SouthShore Chick
I'm going to speed through this part of my story because if you've seen one game then you've obviously seen them all. My father-in-law used to say, "Your species is all f*cked up!". He was referring to women and the games we play. Wouldn't you agree? I am a woman when I want to be but most times I am a lady and real ladies don't play those nasty games  *evil grin* .

So on with my story. . .

Months roll by and I started dating this man. He was still dealing with his divorce which took forever to litigate because of all the fun games the ex decided to play. I wouldn't blame the delay entirely on her because cases were so backed up in the county court system the final judgment was filed fourteen months later.

Annie filed a petition to receive alimony. It is the law in this particular state that an ex-spouse cannot be granted alimony unless the parties were married for more than 23 years. She managed to pull off a real good sob story about her husband preventing her from being allowed to further her higher education and was granted alimony of $50/month for two years.  There was a catch though, in those two years Annie was required to enroll into college. If she dropped out the alimony would end.

Annie received a grant to pay for her tuition and books. It was a grant with stipulations where she had to be a single parent for more than a year in order to receive the grant. (She lied to the IRS and the college and filed her taxes listing herself as being single. She refused to sign the 1040 joint forms her husband needed to file because she wanted her grant approved.) She also dropped out of college before the two years ended, but no attorney would retain my husband to press charges against her because he was a "man".

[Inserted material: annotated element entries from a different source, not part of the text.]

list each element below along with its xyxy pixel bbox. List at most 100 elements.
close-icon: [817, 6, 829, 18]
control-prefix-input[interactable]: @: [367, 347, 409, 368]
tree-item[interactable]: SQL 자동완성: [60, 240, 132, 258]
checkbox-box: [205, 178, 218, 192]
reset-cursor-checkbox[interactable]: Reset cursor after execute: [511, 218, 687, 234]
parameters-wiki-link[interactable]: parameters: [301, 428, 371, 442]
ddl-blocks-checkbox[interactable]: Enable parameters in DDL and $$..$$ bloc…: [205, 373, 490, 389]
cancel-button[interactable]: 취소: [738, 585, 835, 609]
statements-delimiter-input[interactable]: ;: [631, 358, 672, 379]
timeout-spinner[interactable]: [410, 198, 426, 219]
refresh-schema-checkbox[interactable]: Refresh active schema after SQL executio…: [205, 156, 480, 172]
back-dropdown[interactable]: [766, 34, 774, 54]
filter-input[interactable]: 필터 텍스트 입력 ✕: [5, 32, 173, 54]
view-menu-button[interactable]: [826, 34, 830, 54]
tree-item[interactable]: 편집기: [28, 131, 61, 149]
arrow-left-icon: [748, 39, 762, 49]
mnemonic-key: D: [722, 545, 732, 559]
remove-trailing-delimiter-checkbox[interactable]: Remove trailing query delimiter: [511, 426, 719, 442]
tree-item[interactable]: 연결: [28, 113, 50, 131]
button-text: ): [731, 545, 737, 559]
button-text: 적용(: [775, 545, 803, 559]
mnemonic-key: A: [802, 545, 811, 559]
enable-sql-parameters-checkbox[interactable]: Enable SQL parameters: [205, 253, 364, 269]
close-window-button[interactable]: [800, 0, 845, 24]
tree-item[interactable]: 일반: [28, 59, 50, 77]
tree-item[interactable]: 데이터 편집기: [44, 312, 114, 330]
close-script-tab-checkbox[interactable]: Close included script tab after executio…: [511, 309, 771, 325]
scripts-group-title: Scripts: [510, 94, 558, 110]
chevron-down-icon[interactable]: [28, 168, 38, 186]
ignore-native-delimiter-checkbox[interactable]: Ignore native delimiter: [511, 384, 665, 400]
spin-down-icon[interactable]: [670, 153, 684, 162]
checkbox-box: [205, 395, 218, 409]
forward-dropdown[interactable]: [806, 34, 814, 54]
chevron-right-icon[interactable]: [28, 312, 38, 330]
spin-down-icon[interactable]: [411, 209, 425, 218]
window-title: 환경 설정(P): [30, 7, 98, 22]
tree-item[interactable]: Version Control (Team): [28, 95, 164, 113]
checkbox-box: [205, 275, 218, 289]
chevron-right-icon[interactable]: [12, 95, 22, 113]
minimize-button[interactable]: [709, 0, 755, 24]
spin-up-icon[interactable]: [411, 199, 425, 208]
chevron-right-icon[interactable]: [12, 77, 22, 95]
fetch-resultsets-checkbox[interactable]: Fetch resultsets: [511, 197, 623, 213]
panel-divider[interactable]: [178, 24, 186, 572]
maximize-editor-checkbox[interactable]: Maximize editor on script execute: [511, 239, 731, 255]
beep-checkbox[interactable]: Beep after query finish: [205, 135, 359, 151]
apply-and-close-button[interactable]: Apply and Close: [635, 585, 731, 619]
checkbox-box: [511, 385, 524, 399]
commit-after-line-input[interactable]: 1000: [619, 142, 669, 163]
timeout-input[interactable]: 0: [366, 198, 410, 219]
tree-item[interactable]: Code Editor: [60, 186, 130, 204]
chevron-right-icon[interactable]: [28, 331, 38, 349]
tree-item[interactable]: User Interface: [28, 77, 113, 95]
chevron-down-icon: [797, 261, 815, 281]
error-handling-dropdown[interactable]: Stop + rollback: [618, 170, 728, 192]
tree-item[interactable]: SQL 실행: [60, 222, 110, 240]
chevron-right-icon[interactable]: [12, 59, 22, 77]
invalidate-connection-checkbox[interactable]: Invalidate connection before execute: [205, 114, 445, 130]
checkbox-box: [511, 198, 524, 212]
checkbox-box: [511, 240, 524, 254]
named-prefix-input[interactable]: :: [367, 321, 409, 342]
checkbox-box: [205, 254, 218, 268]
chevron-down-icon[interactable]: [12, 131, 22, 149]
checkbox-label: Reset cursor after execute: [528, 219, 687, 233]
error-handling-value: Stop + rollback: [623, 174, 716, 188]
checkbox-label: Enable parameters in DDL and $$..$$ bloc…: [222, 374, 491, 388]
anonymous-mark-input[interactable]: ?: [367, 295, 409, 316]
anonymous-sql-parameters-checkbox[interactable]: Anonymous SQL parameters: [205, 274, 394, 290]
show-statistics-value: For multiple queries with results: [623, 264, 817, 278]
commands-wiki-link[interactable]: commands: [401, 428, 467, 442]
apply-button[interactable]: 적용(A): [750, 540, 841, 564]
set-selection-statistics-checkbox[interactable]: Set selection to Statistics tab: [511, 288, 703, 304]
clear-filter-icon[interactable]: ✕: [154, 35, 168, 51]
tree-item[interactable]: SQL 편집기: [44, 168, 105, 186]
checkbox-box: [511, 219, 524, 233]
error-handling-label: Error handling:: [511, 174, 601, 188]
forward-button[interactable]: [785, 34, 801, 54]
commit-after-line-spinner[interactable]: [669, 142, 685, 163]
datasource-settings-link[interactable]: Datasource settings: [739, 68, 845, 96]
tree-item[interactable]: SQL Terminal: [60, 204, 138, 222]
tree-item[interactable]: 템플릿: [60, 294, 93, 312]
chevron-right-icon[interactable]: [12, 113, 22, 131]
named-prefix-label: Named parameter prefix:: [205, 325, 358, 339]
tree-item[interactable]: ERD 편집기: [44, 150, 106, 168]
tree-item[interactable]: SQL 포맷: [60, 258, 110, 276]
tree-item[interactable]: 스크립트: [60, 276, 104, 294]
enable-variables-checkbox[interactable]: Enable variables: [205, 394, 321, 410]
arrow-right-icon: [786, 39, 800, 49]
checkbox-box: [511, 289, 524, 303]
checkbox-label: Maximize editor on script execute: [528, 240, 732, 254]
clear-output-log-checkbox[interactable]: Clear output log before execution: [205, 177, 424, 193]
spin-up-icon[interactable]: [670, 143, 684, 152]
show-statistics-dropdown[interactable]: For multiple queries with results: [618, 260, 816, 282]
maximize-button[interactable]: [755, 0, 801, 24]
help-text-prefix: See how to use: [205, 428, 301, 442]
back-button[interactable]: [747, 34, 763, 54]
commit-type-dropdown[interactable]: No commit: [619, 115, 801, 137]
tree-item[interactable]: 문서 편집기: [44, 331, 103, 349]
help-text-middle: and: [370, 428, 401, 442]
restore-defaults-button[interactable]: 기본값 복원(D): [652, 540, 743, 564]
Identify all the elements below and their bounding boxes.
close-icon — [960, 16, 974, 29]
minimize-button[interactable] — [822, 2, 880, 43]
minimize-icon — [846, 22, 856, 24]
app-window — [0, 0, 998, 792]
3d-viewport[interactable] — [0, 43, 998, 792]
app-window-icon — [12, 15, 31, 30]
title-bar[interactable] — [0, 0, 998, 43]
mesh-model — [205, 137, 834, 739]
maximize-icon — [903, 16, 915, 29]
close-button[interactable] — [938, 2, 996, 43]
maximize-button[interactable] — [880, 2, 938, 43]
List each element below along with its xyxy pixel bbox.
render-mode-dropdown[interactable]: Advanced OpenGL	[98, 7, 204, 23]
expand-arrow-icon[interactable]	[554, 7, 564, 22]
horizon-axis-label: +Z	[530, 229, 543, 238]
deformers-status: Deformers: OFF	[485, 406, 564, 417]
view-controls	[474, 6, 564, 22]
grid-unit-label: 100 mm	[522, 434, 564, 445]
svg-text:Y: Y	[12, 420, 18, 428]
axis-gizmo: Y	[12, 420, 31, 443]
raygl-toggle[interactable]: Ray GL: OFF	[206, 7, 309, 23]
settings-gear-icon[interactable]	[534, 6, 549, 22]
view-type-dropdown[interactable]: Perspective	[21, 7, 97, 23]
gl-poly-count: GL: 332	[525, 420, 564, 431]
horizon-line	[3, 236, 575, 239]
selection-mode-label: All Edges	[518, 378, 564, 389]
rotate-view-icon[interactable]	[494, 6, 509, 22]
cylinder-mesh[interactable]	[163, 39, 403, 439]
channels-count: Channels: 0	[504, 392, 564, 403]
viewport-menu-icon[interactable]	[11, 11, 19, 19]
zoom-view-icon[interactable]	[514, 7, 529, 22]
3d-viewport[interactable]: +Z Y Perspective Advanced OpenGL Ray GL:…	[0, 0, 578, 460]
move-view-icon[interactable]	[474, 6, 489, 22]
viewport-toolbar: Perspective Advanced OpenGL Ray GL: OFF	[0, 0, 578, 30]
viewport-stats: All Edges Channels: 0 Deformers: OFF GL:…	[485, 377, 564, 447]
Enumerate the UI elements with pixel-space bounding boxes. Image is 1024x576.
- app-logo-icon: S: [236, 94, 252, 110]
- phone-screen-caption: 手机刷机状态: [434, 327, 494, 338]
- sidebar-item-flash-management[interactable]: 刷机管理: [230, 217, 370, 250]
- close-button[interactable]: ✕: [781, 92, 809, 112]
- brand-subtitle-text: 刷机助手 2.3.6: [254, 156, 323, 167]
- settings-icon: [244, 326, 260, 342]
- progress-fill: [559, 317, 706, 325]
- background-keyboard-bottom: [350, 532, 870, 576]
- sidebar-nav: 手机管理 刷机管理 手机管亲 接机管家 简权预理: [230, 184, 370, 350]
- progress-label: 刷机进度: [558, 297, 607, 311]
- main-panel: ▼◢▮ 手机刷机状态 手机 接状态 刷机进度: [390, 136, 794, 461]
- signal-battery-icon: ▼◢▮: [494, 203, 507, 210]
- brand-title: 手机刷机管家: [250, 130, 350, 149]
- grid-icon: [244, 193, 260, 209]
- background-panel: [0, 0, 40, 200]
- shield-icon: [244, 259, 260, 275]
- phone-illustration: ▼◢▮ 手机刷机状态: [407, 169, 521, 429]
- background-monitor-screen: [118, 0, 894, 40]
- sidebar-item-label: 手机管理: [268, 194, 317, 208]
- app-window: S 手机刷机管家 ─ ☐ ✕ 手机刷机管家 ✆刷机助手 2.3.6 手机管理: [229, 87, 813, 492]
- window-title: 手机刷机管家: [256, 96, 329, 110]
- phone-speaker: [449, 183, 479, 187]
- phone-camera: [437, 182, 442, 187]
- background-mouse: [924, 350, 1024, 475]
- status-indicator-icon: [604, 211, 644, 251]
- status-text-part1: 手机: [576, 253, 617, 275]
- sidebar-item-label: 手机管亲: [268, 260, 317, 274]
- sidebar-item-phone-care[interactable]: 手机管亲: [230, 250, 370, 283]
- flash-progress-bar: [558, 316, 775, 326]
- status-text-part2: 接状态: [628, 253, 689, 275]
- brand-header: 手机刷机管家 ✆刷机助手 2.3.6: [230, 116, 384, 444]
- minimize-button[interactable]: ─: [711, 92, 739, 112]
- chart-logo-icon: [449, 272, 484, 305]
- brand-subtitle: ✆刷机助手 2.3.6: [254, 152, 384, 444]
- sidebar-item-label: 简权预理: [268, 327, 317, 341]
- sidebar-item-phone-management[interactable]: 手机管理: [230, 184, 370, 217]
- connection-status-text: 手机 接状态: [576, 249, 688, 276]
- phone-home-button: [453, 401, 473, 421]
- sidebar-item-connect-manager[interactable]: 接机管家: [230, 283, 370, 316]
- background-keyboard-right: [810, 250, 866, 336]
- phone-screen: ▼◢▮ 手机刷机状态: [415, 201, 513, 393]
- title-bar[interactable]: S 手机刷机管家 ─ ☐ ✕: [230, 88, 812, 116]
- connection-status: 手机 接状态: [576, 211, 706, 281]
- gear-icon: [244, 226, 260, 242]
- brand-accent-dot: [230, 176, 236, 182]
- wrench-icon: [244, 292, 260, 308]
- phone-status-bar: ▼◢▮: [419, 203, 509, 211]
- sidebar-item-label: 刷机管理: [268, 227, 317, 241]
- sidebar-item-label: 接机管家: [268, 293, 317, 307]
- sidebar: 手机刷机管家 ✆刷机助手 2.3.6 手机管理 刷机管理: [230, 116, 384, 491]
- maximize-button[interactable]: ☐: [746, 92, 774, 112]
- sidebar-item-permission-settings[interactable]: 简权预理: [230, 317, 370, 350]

Annie loved playing games.  She called at least twice a week to stir things up with Ryan. I remember one call that gave me the biggest laugh. The phone rang at around 8:00 a.m. Ryan answered it and all I can hear is screaming coming from the other end of the receiver. Ryan starts to laugh and says, " You've got the wrong man Annie. I thought for sure that you could do no wrong before, and now I wonder, who were you f*cking before you left me?" The conversation lasted for at least 10 minutes with Ryan laughing uncontrollably.  Before the call ended Ryan says, "Would it make you feel better if I mail you a copy of my yearly, manditory, physical examination I received in February? I assure you, it will say I am clean of any STDs. I suggest you call your boyfriends on the side and accuse them and leave me the hell alone."

I walked into the kitchen where Ryan was standing and asked, "What was that all about?" and he says with a giggle, "Annie has herpes! She claims she just got home from a doctor's appointment and was diagnosed with herpes so she called to accuse me of cheating and passing it onto her! She shut-up real quick when I told her I was clean."

Poor Annie. . . No one but Annie will ever know the truth about whether she really did contract herpes and by whom. It will forever be her dirty little secret.

Annie played many games. Her most favorite was the visitation games. Ryan would give his Notice of Intent to practice visitation and Annie always responded saying, "I'm sorry but the boys don't know you well enough to see you." This game lasted for almost 10 years.

Ryan tried to keep a steady schedule of phone calls to his young sons but that didn't last long. Annie and her parents were good about screening his calls. Sometimes when Tessa answered the phone Ryan could hear his sons voices in the background, but Tessa insisted that the children were not home.

Not a day went by when I didn't see my huband weep by the telephone. He was slowly being torn from the lives of his own two sons.